Predict Probabilities with Tidymodels

tidy_predictions <- predict(
  xg_fit,
  new_data = test_data,
  type = "prob"
) %>%
  bind_cols(test_data %>% mutate(goal = factor(goal, levels = c(0, 1))))

head(tidy_predictions)

tidy_predictions %>%
  roc_auc(
    truth = goal,
    .pred_1
  )

Turn xG into Match Insights

The real value of expected goals is not just predicting whether one shot becomes a goal. The value comes from aggregation. Once every shot has a probability, you can create match-level and season-level insights.
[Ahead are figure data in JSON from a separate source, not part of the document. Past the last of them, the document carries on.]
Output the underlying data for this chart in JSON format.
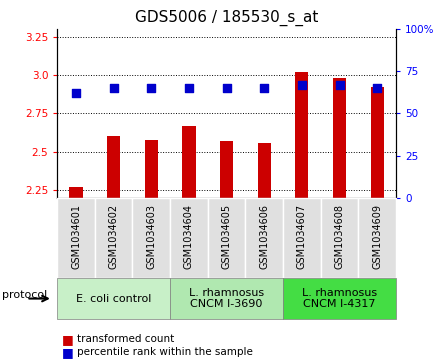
{
  "title": "GDS5006 / 185530_s_at",
  "samples": [
    "GSM1034601",
    "GSM1034602",
    "GSM1034603",
    "GSM1034604",
    "GSM1034605",
    "GSM1034606",
    "GSM1034607",
    "GSM1034608",
    "GSM1034609"
  ],
  "transformed_count": [
    2.27,
    2.6,
    2.58,
    2.67,
    2.57,
    2.56,
    3.02,
    2.98,
    2.92
  ],
  "percentile_rank": [
    62,
    65,
    65,
    65,
    65,
    65,
    67,
    67,
    65
  ],
  "ylim_left": [
    2.2,
    3.3
  ],
  "ylim_right": [
    0,
    100
  ],
  "yticks_left": [
    2.25,
    2.5,
    2.75,
    3.0,
    3.25
  ],
  "yticks_right": [
    0,
    25,
    50,
    75,
    100
  ],
  "protocol_labels": [
    "E. coli control",
    "L. rhamnosus\nCNCM I-3690",
    "L. rhamnosus\nCNCM I-4317"
  ],
  "protocol_ranges": [
    [
      0,
      3
    ],
    [
      3,
      6
    ],
    [
      6,
      9
    ]
  ],
  "protocol_colors": [
    "#c8f0c8",
    "#b0e8b0",
    "#44dd44"
  ],
  "bar_color": "#cc0000",
  "dot_color": "#0000cc",
  "bar_width": 0.35,
  "dot_size": 30,
  "bg_color": "#ffffff",
  "sample_bg_color": "#e0e0e0",
  "title_fontsize": 11,
  "tick_fontsize": 7.5,
  "sample_fontsize": 7,
  "legend_fontsize": 7.5,
  "protocol_fontsize": 8
}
match_shots <- test_predictions %>%
  mutate(
    match_id = sample(1:100, n(), replace = TRUE)
  )

match_xg <- match_shots %>%
  group_by(match_id, team) %>%
  summarise(
    shots = n(),
    goals = sum(goal),
    xg = sum(xg),
    .groups = "drop"
  )

match_xg %>%
  arrange(match_id, desc(xg)) %>%
  head(20)

Find Teams Creating Better Chances

team_chance_quality <- test_predictions %>%
  group_by(team) %>%
  summarise(
    shots = n(),
    total_xg = sum(xg),
    avg_xg_per_shot = mean(xg),
    big_chances = sum(xg >= 0.30),
    low_quality_shots = sum(xg <= 0.05),
    .groups = "drop"
  ) %>%
  arrange(desc(avg_xg_per_shot))

team_chance_quality

Final Thoughts

Building an expected goals model in R is one of the best ways to learn football analytics because it combines data cleaning, feature engineering, statistical modeling, visualization, and interpretation. A simple logistic regression model can already teach you a lot about shot quality, player performance, and team attacking style.

From here, the next steps are clear: use richer football data, improve your features, compare different models, evaluate calibration, and build repeatable workflows that can be updated every week during the season.

Expected goals is not the final answer to football analysis, but it is one of the best starting points for serious soccer data science in R.